Structural and thermal degradation behaviour of reclaimed clay nano-reinforced low-density polyethylene nanocomposites

• Published in: Journal of polymer research Vol. 26; no. 6; pp. 1 - 14
• Main Authors: Siddique, Shohel, Smith, Grant David, Yates, Kyari, Mishra, Ajay Kumar, Matthews, Kerr, Csetenyi, Laszlo J, Njuguna, James
• Format: Journal Article
• Language: English
• Published: Dordrecht Springer Netherlands 01.06.2019; Springer Nature B.V
• Subjects: Characterization and Evaluation of Materials; Chemical bonds; Chemistry; Chemistry and Materials Science; Clay; Clay minerals; Density; Dispersion; Industrial Chemistry/Chemical Engineering; Injection molding; Low density polyethylenes; Mechanical properties; Mechanical tests; Modulus of elasticity; Nanocomposites; Organic chemistry; Original Paper; Polyethylene; Polymer Sciences; Reclamation; Storage modulus; Thermal degradation; Thermal stability; Thermodynamic properties; Viscoelasticity; Crystallinity; rigid amorphous fraction; mobile amorphous fraction; Thermal stability; OBMFs; Thermal degradation
• ISSN: 1022-9760; 1572-8935
• DOI: 10.1007/s10965-019-1802-9

In this study, a novel reclaimed clay nanofiller was used to manufacture low-density polyethylene (LDPE)/Oil based mud filler (OBMF) nanocomposites by a melt compounding process.

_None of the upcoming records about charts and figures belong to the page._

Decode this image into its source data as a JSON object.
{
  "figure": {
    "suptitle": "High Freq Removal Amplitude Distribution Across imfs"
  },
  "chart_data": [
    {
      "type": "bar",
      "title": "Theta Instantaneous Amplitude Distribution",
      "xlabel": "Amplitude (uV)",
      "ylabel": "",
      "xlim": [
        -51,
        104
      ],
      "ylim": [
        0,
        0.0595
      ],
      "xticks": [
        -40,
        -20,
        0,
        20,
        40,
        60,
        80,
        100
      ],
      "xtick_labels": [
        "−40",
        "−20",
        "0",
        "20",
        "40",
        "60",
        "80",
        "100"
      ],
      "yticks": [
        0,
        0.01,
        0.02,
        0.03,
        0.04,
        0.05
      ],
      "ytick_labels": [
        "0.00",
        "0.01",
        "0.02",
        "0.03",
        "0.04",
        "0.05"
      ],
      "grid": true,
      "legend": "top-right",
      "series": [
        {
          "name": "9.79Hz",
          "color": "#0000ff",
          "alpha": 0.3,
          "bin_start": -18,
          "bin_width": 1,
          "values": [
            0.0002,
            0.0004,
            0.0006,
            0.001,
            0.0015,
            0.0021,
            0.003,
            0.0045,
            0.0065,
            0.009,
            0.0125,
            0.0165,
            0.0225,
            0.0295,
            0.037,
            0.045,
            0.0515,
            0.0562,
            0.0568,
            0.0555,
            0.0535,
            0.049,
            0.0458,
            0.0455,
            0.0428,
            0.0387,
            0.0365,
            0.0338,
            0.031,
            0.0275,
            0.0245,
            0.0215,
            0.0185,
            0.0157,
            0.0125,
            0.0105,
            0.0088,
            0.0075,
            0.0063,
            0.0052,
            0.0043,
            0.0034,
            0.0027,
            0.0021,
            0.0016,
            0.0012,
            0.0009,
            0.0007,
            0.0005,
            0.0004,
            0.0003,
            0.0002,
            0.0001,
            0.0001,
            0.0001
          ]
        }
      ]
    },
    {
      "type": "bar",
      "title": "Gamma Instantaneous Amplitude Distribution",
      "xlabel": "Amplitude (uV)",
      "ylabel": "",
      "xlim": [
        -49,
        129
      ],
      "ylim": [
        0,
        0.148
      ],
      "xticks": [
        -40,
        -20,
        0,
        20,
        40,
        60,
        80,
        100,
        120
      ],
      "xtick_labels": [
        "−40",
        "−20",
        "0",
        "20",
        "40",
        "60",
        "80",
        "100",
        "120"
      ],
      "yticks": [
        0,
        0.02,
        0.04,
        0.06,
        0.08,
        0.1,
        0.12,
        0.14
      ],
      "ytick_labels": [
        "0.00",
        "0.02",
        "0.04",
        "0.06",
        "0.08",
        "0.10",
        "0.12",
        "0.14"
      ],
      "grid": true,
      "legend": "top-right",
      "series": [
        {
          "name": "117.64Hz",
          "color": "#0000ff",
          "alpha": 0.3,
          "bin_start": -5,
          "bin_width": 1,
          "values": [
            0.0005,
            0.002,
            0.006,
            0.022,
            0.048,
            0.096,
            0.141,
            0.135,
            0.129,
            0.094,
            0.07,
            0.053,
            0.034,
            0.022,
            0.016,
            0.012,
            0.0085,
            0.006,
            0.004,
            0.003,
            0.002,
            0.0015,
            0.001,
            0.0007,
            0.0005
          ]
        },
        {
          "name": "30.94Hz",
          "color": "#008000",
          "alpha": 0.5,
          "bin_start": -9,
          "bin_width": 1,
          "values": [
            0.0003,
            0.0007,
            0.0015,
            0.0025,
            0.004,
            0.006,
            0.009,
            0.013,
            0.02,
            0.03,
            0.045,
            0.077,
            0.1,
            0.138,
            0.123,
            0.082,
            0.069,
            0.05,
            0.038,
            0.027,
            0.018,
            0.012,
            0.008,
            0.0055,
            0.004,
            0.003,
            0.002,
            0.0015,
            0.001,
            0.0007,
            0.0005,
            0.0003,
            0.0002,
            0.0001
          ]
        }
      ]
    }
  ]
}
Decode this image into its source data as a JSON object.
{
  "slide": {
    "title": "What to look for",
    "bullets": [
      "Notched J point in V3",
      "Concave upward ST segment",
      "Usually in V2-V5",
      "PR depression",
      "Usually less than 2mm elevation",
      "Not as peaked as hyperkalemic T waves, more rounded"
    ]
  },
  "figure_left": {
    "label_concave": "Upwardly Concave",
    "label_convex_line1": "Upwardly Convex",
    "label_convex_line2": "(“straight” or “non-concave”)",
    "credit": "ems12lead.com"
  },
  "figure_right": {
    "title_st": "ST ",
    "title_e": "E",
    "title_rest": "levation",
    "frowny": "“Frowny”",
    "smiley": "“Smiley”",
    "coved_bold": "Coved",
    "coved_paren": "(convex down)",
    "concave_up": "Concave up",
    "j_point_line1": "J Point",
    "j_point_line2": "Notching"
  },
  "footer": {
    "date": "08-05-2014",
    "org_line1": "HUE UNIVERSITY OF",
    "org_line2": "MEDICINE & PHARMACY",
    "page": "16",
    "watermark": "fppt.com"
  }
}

The mechanical testing samples were manufactured using injection moulding. The effect of reclaimed clay minerals influencing the crystallinity and the dispersion characteristics of this clay in LDPE matrix affecting the structural and thermal properties of the nanocomposites was investigated. It was observed that OBMFs were compatible with LDPE matrix which implies a strong interfacial interaction between the clay layers and polymer and that the influence of clay minerals present in OBMFs formed chemical bonds within the microstructure of the nanocomposites. The char yields of nanocomposites increased with OBMFs content. The T D5% and T D50% (onset degradation temperature at 5 wt% loss and 50 wt% loss, respectively) of the LDPE nanocomposite with 10.0 wt% OBMFs was the highest (27 °C higher in T D5% and 54 °C higher in T D50% ) among the nanocomposites. Viscoelastic analysis data showed a sharp decrease in the storage modulus of OBMFs reinforced LDPE nanocomposites. The tan δ spectra presented a strong influence of the filler contents on the relaxation process of LDPE and its nanocomposites. An enhancement of mechanical properties of composites was identified which showed a gain of 14% Young’s modulus and a gain of 18% tensile strength at 10.0 wt% OBMFs loading compared to those properties of neat LDPE. The effect of filler dispersion in LDPE polymer matrix in relation to thermal stability was investigated and heat capacity data is employed to characterise changes in thermal characteristics relating to the nanomorphology of the materials.